Benefits of early palliative care referral
Early introduction of palliative care can improve patients’ ability to function and their quality of life and, in some cases, it may even prolong their lives. Early referral has also been shown to significantly reduce health care system costs by reducing hospital admissions and unnecessary treatments that often decrease the patient’s quality of life while providing little benefit for longer.
Unfortunately, discussions about end-of-life wishes and palliative care are rare, and when they do occur it is often too late. Patients who have these discussions early on are more likely to receive the care they want. And they are more likely to die where they choose to die, rather than in a hospital intensive care unit. Instead of being in a sterile, isolated room connected by wires and tubes to countless noisy machines at the end of their lives, palliative care patients are more likely to spend their last days in a hospice or at home with their families. It is not difficult to guess which conditions most would prefer.
Time for change
In Canada, most physicians who provide palliative care services are not specialized, lack formal training and provide these services only part-time.
The Canadian Medical Association has deemed that many medical schools provide inconsistent and inadequate palliative care training. Standardizing and improving palliative care training in the medical education curriculum would improve the quality of life for patients with life-limiting illness.
Research shows that practising physicians do not feel adequately prepared to care for patients with complex chronic or life-limiting illness. It is recommended that they pursue continued education to improve their competency. A better understanding of palliative care will enable physicians to identify when patients may benefit from this care and will increase early referrals. Learning this approach to care may even help physicians in caring for the psychological, social and spiritual needs of their patients who do not have life-limiting illness.
Furthermore, BC should update the Medical Services Plan definition of palliative care so palliative care is available immediately after diagnosis of a life-limiting illness and can be incorporated alongside treatment of underlying conditions.
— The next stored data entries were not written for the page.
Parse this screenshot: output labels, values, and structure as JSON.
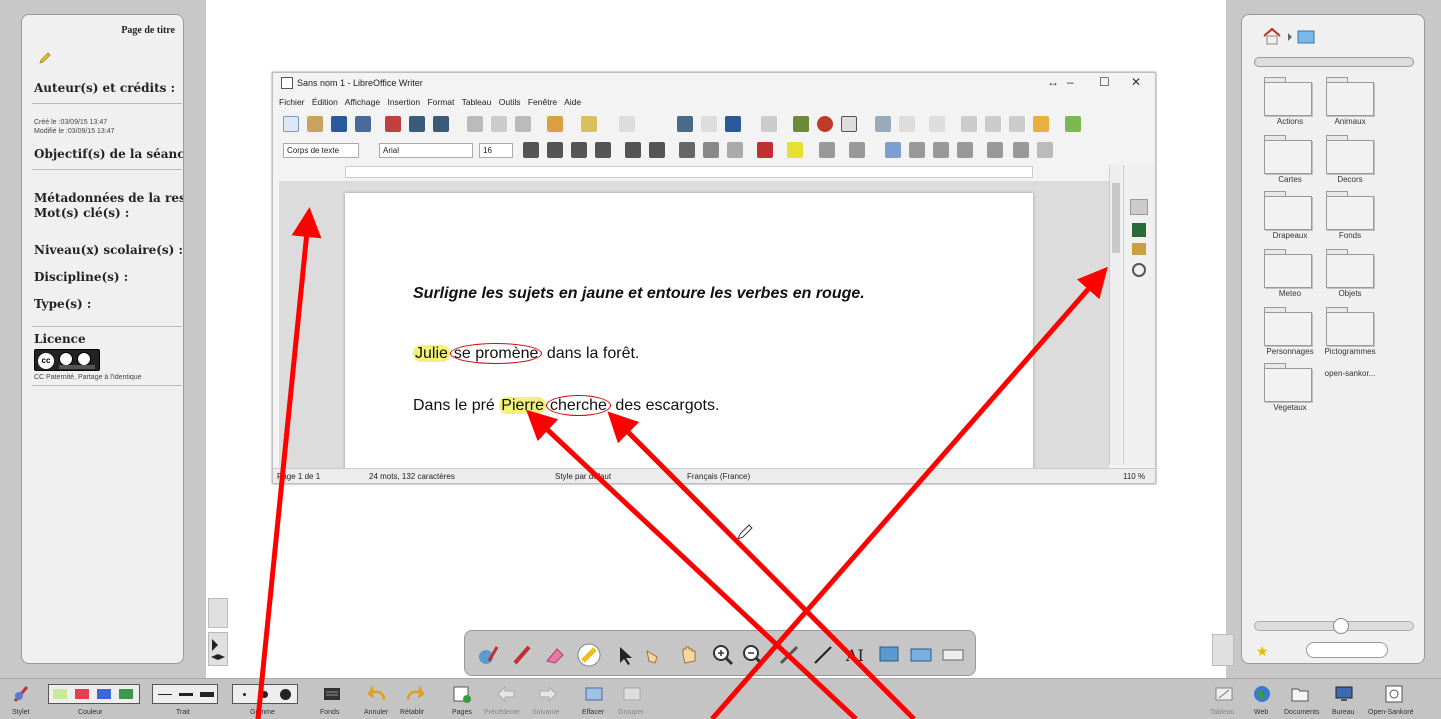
{
  "left_panel": {
    "title": "Page de titre",
    "author_heading": "Auteur(s) et crédits :",
    "created": "Créé le :03/09/15 13:47",
    "modified": "Modifié le :03/09/15 13:47",
    "objective_heading": "Objectif(s) de la séance",
    "metadata_heading": "Métadonnées de la ressc",
    "keywords_heading": "Mot(s) clé(s) :",
    "level_heading": "Niveau(x) scolaire(s) :",
    "discipline_heading": "Discipline(s) :",
    "type_heading": "Type(s) :",
    "licence_heading": "Licence",
    "licence_name": "CC Paternité, Partage à l'identique"
  },
  "lo_window": {
    "title": "Sans nom 1 - LibreOffice Writer",
    "menu": [
      "Fichier",
      "Édition",
      "Affichage",
      "Insertion",
      "Format",
      "Tableau",
      "Outils",
      "Fenêtre",
      "Aide"
    ],
    "para_style": "Corps de texte",
    "font_name": "Arial",
    "font_size": "16",
    "document": {
      "instruction": "Surligne les sujets en jaune et entoure les verbes en rouge.",
      "s1_subject": "Julie",
      "s1_verb": "se promène",
      "s1_rest": "dans la forêt.",
      "s2_start": "Dans le pré",
      "s2_subject": "Pierre",
      "s2_verb": "cherche",
      "s2_rest": "des escargots."
    },
    "status": {
      "page": "Page 1 de 1",
      "words": "24 mots, 132 caractères",
      "style": "Style par défaut",
      "language": "Français (France)",
      "zoom": "110 %"
    }
  },
  "right_panel": {
    "folders": [
      "Actions",
      "Animaux",
      "Cartes",
      "Decors",
      "Drapeaux",
      "Fonds",
      "Meteo",
      "Objets",
      "Personnages",
      "Pictogrammes",
      "Vegetaux"
    ],
    "pictogram_extra": "open-sankor..."
  },
  "bottom_bar": {
    "stylet": "Stylet",
    "couleur": "Couleur",
    "trait": "Trait",
    "gomme": "Gomme",
    "fonds": "Fonds",
    "annuler": "Annuler",
    "retablir": "Rétablir",
    "pages": "Pages",
    "precedente": "Précédente",
    "suivante": "Suivante",
    "effacer": "Effacer",
    "grouper": "Grouper",
    "tableau": "Tableau",
    "web": "Web",
    "documents": "Documents",
    "bureau": "Bureau",
    "open_sankore": "Open-Sankoré"
  },
  "colors": {
    "annotation_arrow": "#ff0000",
    "highlight_yellow": "#f2f27a",
    "circle_red": "#d00000"
  }
}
Although some physicians may already ignore these eligibility requirements and refer their patients to palliative care anyway, changing this policy will reflect evidence-based best practices and may encourage other physicians to integrate a palliative approach earlier in the care of patients.
Ontario may be far ahead of BC in this policy, but these policy changes will not be enough. In order for all of Canada to truly benefit from this new approach, all health care practitioners caring for patients with life-limiting illness should be educated in the palliative approach to care. Furthermore, misunderstandings about the palliative approach by patients and health professionals must be addressed.
We all need to think of the palliative approach to care as a more holistic approach to medicine, one that places equal value on quality of life and on life itself. We have the potential to improve quality of life for people with serious or life-threatening illness, while also reducing health care costs. To ignore this potential is nothing short of a failure in our health care system.